Fort Lauderdale and Flight #44 with Instructor Tex Ellison, lasted about two months. The transformation from cadet life to officer for a young 20-year old was probably like going from the minor leagues to the majors. Eating meals in a B.O.Q. (Bachelor Officer Quarters), returning salutes, learning to fly a new operational torpedo bomber, being responsible for crew men, and knowing how lucky it was being a Naval Aviator was a real high.
Tex Ellison was great. He took us from flying SNJs at Corpus Christi to flying TBFs. After being checked out in the cockpit-- Ensign in the seat and Ellison standing on the wing and having had relevant ground school information, the Ensign flew his first TBF flight solo.
A tragedy occurred, which shocked all of us in Flight 44. We had all gone through the ground school pressure chamber to experience high altitude air and the necessary use of oxygen. Flights to 20,000 feet were a required follow-up to learn much about the different ways the Avenger flew at higher altitudes. We lost a crewman from lack of oxygen...

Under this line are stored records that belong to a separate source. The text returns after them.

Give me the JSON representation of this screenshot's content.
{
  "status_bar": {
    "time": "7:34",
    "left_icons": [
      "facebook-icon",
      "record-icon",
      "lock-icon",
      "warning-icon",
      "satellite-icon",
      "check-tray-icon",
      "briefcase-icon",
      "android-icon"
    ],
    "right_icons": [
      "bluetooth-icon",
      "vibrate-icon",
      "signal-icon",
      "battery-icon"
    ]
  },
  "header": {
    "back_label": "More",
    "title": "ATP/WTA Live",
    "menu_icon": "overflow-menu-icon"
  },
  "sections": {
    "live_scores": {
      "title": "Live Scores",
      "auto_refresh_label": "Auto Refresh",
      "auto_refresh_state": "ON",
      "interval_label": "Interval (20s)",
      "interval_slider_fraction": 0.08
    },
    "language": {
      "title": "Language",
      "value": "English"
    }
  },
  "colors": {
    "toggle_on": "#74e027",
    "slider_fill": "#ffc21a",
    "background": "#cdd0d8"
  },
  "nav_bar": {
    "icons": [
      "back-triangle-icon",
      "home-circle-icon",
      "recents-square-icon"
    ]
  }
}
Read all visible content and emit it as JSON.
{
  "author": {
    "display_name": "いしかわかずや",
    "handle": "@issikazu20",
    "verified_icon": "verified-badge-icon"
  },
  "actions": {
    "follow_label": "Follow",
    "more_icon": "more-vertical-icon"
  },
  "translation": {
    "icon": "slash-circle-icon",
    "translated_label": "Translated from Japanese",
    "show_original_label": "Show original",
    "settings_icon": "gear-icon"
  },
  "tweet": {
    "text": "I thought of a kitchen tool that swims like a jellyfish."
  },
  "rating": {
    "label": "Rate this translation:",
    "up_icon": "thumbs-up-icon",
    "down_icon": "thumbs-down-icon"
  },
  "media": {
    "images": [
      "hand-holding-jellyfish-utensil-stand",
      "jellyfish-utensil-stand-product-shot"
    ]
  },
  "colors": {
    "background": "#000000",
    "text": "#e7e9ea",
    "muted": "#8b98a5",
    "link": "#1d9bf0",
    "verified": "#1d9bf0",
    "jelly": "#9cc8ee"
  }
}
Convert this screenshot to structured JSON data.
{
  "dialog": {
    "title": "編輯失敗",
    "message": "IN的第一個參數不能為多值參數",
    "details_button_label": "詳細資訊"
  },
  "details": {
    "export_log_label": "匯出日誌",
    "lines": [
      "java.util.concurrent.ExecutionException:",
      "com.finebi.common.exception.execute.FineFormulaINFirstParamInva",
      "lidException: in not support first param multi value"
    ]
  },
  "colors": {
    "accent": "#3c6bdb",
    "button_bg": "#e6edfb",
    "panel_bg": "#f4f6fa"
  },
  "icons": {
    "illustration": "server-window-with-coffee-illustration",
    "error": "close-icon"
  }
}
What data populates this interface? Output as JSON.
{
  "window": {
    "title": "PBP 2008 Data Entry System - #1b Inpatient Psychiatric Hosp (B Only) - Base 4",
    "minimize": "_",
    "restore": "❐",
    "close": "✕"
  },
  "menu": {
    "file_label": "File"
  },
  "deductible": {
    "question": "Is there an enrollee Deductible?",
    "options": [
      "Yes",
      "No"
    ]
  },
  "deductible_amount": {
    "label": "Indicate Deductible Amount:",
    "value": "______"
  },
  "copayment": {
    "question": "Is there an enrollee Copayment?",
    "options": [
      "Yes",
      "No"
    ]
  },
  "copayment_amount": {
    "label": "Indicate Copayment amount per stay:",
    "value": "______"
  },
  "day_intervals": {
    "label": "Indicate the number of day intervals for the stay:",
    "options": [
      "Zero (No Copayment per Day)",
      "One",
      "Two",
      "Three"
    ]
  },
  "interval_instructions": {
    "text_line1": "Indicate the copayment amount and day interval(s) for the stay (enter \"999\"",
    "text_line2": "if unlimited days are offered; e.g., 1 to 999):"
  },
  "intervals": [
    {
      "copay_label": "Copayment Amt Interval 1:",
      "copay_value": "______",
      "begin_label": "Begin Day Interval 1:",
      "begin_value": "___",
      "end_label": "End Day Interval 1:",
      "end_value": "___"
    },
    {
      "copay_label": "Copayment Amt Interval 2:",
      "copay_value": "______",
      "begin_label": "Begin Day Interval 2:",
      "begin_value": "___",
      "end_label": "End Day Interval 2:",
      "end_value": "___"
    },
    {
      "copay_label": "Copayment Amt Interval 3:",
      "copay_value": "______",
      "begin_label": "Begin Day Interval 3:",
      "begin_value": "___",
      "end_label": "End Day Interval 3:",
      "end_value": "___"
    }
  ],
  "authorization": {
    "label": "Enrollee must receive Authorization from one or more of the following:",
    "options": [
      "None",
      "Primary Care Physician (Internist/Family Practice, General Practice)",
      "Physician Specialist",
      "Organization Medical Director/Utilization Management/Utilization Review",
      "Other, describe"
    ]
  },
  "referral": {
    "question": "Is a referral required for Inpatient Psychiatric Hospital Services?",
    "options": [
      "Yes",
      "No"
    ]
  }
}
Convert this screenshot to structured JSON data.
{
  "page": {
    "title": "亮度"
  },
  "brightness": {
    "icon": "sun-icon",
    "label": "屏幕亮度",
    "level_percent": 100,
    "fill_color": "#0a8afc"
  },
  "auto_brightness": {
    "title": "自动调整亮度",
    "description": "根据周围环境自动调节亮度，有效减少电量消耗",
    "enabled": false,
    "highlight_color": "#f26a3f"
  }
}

Ground school included instruction in navigation. This was extensive and paid off in the Pacific. Survival skill training was also emphasized. All of the things we worked on at Corpus were repeated and were related to the TBF Avenger. Navigation in a TBF-- survival as it related to the TBF, focused on carrier based operations.
The beach at Fort Lauderdale was great swimming. Water six feet deep was long ways from shore. Two months in Flight 44 went by real fast. We had to leave NASFL. From Ft. Lauderdale we had an all night train trip to Chicago and the Great Lakes Naval Air Station. First, we had field carrier landing practice. Then, we flew out to the USS Sable to make five landings in daylight. The final experience was two night landings on the Sable. After my first landing, deck crew rolled the TBF back to the stern. Then I got signals to hold brakes and go to full throttle for a take off. I attempted to take off, but found myself stopped at the bow at full throttle. The tailhook had fallen out and latched onto an arresting cable. I was lucky again. I redid the take off, made landing number two, and flew back to the NAS at Glenview.
After Glenview, one great experience after another took place. I got a leave of about two weeks, which allowed time to go home to Sacramento prior to reporting in to NAS Norfolk. At Norfolk, Air Group 51 was formed, and we learned we would be on the USS San Jacinto. The Torpedo Squadron 51 training location became NAS Chincotegue. While at Chincotegue, the squadron made trips to the Commissioning of the USS San Jacinto, and to Hyannis to drop torpedoes. Eventually, we went aboard the ship at Norfolk and sailed to Trinidad and back to Norfolk on a shake down cruise.
From Norfolk, it was a ready ship and air group which sailed through the Canal, up to San Diego, and on out to Pearl Harbor and the Pacific Theatre. So many people invested themselves in the war effort, in hundreds of meaningful ways. I was lucky to do it my way.